4. What of his red garment?– In Revelation 19 Christ appears riding a strong white horse and John speaks of the robe he wore: He is dressed in a robe dipped in blood, and his name is the Word of God (Rev 19:13).
5. What of his right arm being bared?: Here too I am mindful of a scripture which says, The LORD will lay bare his holy arm in the sight of all the nations, and all the ends of the earth will see the saving power of our God (Is 52:10) It is a symbol of his strength and his power to save and put down his enemies.
6. What of the fact that He is seated? As we have noted this is a depiction of the Last Judgment. And of that judgment scripture says, When the Son of Man comes in his glory, and all the angels with him, he will sit on his throne in heavenly glory. All the nations will be gathered before him, and he will separate the people one from another as a shepherd separates the sheep from the goats. He will put the sheep on his right and the goats on his left. (Matt 25:41-43) I am mindful of the old Latin Hymn Dies Irae which says poetically: When the Judge his seat attaineth, and each hidden deed arraigneth, nothing unavenged remaineth.

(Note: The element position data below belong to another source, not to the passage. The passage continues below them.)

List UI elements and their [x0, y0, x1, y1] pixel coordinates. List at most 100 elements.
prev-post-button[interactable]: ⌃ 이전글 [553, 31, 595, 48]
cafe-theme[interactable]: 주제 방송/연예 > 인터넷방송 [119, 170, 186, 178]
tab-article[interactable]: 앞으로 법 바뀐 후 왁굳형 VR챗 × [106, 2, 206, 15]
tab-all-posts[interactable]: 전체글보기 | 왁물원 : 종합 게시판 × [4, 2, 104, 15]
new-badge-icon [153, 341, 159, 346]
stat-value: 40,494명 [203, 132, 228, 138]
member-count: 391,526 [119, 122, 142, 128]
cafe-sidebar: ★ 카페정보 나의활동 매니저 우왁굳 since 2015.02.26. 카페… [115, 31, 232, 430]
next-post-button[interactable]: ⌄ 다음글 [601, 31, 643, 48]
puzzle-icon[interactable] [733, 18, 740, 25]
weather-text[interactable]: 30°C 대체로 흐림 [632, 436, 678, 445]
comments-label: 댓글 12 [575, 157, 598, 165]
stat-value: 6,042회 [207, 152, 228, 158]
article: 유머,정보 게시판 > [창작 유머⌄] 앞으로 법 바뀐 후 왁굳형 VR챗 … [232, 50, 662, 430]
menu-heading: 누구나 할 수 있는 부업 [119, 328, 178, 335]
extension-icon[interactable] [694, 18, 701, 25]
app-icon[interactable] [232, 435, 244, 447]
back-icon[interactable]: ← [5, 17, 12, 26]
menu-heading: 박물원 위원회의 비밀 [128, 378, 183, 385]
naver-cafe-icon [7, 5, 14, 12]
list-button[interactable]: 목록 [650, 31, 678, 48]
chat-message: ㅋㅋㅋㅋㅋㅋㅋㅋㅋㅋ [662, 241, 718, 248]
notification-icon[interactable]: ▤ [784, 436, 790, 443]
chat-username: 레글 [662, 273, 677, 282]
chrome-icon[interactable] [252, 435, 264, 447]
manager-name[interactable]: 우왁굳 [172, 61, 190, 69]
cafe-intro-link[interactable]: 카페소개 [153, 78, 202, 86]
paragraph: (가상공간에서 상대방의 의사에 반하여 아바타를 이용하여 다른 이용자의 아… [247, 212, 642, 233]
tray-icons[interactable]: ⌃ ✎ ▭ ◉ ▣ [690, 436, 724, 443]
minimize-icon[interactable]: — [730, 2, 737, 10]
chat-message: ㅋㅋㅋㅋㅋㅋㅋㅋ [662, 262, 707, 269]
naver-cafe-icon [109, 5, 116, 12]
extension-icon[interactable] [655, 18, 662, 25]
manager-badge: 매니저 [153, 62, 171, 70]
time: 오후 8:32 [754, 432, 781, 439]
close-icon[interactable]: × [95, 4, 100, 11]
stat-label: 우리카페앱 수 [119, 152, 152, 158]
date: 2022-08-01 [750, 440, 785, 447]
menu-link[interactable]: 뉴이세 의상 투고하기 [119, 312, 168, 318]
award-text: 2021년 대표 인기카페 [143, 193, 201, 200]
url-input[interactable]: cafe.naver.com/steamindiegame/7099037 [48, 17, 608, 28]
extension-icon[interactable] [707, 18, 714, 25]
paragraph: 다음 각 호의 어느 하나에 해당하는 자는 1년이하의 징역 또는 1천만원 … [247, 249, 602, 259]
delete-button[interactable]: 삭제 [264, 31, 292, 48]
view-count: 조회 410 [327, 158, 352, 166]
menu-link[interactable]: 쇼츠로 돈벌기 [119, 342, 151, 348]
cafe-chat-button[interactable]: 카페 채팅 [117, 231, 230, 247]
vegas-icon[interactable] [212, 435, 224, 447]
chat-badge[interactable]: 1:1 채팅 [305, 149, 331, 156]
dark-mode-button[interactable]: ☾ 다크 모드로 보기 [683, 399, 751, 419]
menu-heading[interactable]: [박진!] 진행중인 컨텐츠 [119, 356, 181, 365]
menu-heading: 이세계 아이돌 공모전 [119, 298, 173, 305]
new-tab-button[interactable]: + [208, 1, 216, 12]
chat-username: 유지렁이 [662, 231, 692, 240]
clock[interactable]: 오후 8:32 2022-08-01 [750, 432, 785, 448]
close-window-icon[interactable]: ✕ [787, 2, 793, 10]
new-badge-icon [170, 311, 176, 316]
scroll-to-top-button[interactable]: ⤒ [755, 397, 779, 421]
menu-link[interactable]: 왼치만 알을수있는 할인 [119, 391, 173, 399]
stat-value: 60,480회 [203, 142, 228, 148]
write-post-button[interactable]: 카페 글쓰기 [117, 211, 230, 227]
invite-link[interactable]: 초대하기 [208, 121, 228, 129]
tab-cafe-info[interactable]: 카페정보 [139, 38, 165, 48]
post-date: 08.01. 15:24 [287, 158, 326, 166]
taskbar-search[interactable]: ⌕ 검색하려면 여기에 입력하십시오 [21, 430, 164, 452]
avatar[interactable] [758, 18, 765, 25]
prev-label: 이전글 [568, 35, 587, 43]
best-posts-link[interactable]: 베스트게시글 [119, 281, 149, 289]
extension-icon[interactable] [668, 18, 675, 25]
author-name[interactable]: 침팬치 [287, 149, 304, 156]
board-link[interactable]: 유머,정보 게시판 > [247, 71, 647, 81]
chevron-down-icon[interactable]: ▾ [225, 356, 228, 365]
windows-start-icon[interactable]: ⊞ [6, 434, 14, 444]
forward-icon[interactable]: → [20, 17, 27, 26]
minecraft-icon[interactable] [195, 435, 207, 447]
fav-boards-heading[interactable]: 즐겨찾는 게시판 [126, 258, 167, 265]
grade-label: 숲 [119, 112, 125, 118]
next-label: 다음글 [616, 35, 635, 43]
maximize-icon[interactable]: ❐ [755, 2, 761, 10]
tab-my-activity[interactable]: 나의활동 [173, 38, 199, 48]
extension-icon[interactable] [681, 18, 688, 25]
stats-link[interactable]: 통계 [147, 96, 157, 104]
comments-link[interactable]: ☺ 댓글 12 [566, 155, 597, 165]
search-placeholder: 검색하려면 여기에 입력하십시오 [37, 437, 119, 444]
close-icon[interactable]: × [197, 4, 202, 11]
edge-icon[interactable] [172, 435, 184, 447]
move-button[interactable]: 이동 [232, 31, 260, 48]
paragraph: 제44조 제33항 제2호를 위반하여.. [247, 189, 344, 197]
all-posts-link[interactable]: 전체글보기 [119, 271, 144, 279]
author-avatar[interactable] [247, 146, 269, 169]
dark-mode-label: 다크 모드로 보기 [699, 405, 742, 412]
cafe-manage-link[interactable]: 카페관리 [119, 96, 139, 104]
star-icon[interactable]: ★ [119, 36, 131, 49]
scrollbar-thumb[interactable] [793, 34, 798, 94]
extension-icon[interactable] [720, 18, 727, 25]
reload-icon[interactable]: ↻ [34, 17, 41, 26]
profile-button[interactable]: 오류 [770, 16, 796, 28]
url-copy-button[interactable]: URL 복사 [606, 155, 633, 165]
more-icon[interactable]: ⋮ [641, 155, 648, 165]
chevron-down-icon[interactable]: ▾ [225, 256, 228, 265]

7. What of the angels at his feet? In the Book of Ezekiel (1:4-21 and 10:1-22), there is a vision of the four living creatures or Cherubim around a throne, each having four faces, four wings, the stature of a man, four sides, the hands of a man, the soles of a calf. Further, we have already seen that when the Lord returns he will be accompanied by his angels. Finally Psalm 99 says, The LORD reigns, let the nations tremble; he sits enthroned between the cherubim, let the earth shake. Great is the LORD in Zion; he is exalted over all the nations (Ps 99:1-2) Somebody say Amen!